Monday, 30 May 2016

Menuntaskan Skripsi di Bulan Cantik!


Berpuasa di tanah rantau, sebenarnya bukan hal baru bagi saya. Waktu di pesantren dulu, saya sudah terbiasa tidak pulang kampung. Bukan karena saya tidak mau, tapi hanya alasan dengan kehendak yang Maha Absolut saja yang bisa membuat saya diizinkan untuk berpuasa di rumah. Begitulah pesantren.

Namun suasananya sekarang berbeda. Jika dulu di pesantren, untuk berpuasa – saya tak perlu takut bangun kesiangan, tak perlu repot untuk hanya menyiapkan makan sahur dan menu berbuka, karena semuanya berjalan dengan sistem yang rapi.
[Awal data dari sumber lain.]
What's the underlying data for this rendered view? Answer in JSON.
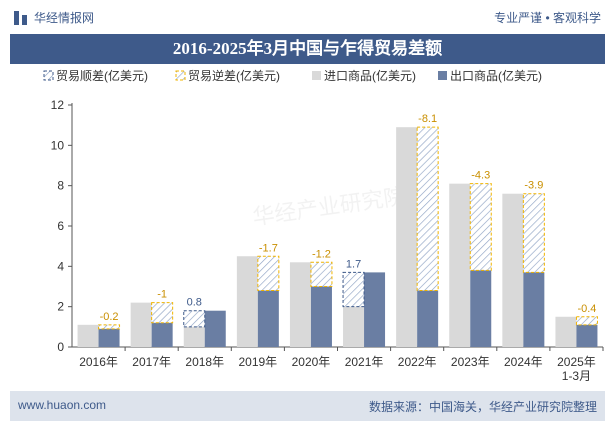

Tapi tidak lagi – ketika saya sudah menyandang status mahasiswa, di tanah rantau pula.

Saya berasal dari sebuah desa terpencil yang ada di Sumatera Selatan, namanya Kuang Dalam. Berkat semangat menempuh pendidikan yang tinggi, (versi aslinya, karena saya tidak sempat daftar ke kampus negeri)  akhirnya, saya terpental jauh ke pulau Jawa. Ya, saya ditakdirkan untuk merajut cerita di sebuah kampus swasta ternama di Bogor, STEI Tazkia. *sebentar lagi jadi Institute 

Tidak terasa hampir empat tahun sudah saya menjadi bagian dari Bogor. Kota hujan, sekaligus kota dengan frekuensi petir tertinggi di dunia. Dan ini kali ke-dua saya puasa jauh dari keluarga. Jika tahun kemarin saya tak puasa di kampung halaman karena ada mata kuliah magang, maka alasan yang membuat saya kembali puasa di tanah rantau tahun ini, hampir sama. Saya sedang mengerjakan tugas akhir. 

Alasan yang masih satu akar bukan? Sama – sama tugas kuliah. Saya belum bisa move-on ternyata. Hadeuuh..

Sebagai mahasiswa rantau, saya dituntut untuk mandiri dalam segala hal. Mandiri yang saya maksud adalah mengerjakan segala sesuatu dengan tangan sendiri. Masak sendiri, nyuci sendiri, tidur sendiri, dan bangun sendiri. 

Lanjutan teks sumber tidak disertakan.